Someone posted a great comment over at Jon Rappoport's blog nomorefakenews, something along the lines of:
they don't want us in arenas
they don't want us in bars
they don't want is in large groups
they don't want us at sporting events
because then we would all see that we are all fine and there is NO SICKNESS
It's a world wide psyop and because TPTB control the MSM, they have the power to create false reality.
But I have to say this post by Sundance absolutely SICKENS me--the middle class is being set up for destruction and Trump is playing a direct role in this. I'm completely shocked that sott.net would post this NONSENSE. Again, I admit Sundance did an excellent job on the Russia Hoax and Ukraine, and in the past he did a great job getting the truth out on Michael Brown and Trayvon Martin. But that's all he knows. He's literally WRONG on everything else.
Sundance lied about the USMC and about the China deal.
And he's dumber than a box of rocks on foreign policy, and pushes the NeoCon BS about Israel is our greatest ally and always the victim, Iran is "evil" and Saudi is "moderate."
I'm completely SHOCKED that sott.net would post such utter nonsense, with Sundance having the audacity to say that "main street" is the priority, as the citizens are now being forced to bail out entire industries and people are having their livelihoods destroyed over a central banker virus HOAX.
And now, with the epic printing, we the American people are being set up for hyperinflation, but yeah, right, "main street is the priority" and Trump is for the middle class.
And I say all of this as someone who supported his platform on the campaign (all except the part of being a WHORE for israel). He is not the same man who campaigned.
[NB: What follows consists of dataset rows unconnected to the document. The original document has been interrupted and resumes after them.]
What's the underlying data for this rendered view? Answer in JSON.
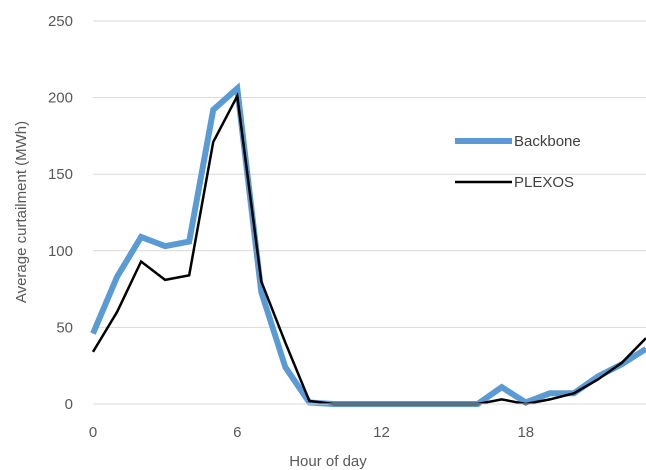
{
  "chart_data": {
    "type": "line",
    "title": "",
    "xlabel": "Hour of day",
    "ylabel": "Average curtailment (MWh)",
    "x": [
      0,
      1,
      2,
      3,
      4,
      5,
      6,
      7,
      8,
      9,
      10,
      11,
      12,
      13,
      14,
      15,
      16,
      17,
      18,
      19,
      20,
      21,
      22,
      23
    ],
    "xlim": [
      0,
      23
    ],
    "ylim": [
      0,
      250
    ],
    "x_ticks": [
      0,
      6,
      12,
      18
    ],
    "y_ticks": [
      0,
      50,
      100,
      150,
      200,
      250
    ],
    "grid": "horizontal",
    "legend_position": "right",
    "series": [
      {
        "name": "Backbone",
        "color": "#5b9bd5",
        "values": [
          46,
          83,
          109,
          103,
          106,
          192,
          206,
          73,
          24,
          1,
          0,
          0,
          0,
          0,
          0,
          0,
          0,
          11,
          1,
          7,
          7,
          18,
          26,
          36
        ]
      },
      {
        "name": "PLEXOS",
        "color": "#000000",
        "values": [
          34,
          60,
          93,
          81,
          84,
          171,
          201,
          80,
          40,
          2,
          0,
          0,
          0,
          0,
          0,
          0,
          0,
          3,
          0,
          3,
          7,
          16,
          27,
          43
        ]
      }
    ]
  }
}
Everything has changed. His foreign policy is in lockstep with the establishment.
The idea of Trump being a champion of the middle class is a cruel joke and insult as the middle class is now set up for destruction.
"Imagine a virus so deadly -- you need a test to see if you have it.
Imagine a vaccine so safe and effective -- you have to threaten and force people to take it.
Pharma will never create true cures otherwise they will put themselves out of business.
Furthermore, they'll continue to have the government declare certain items illegal."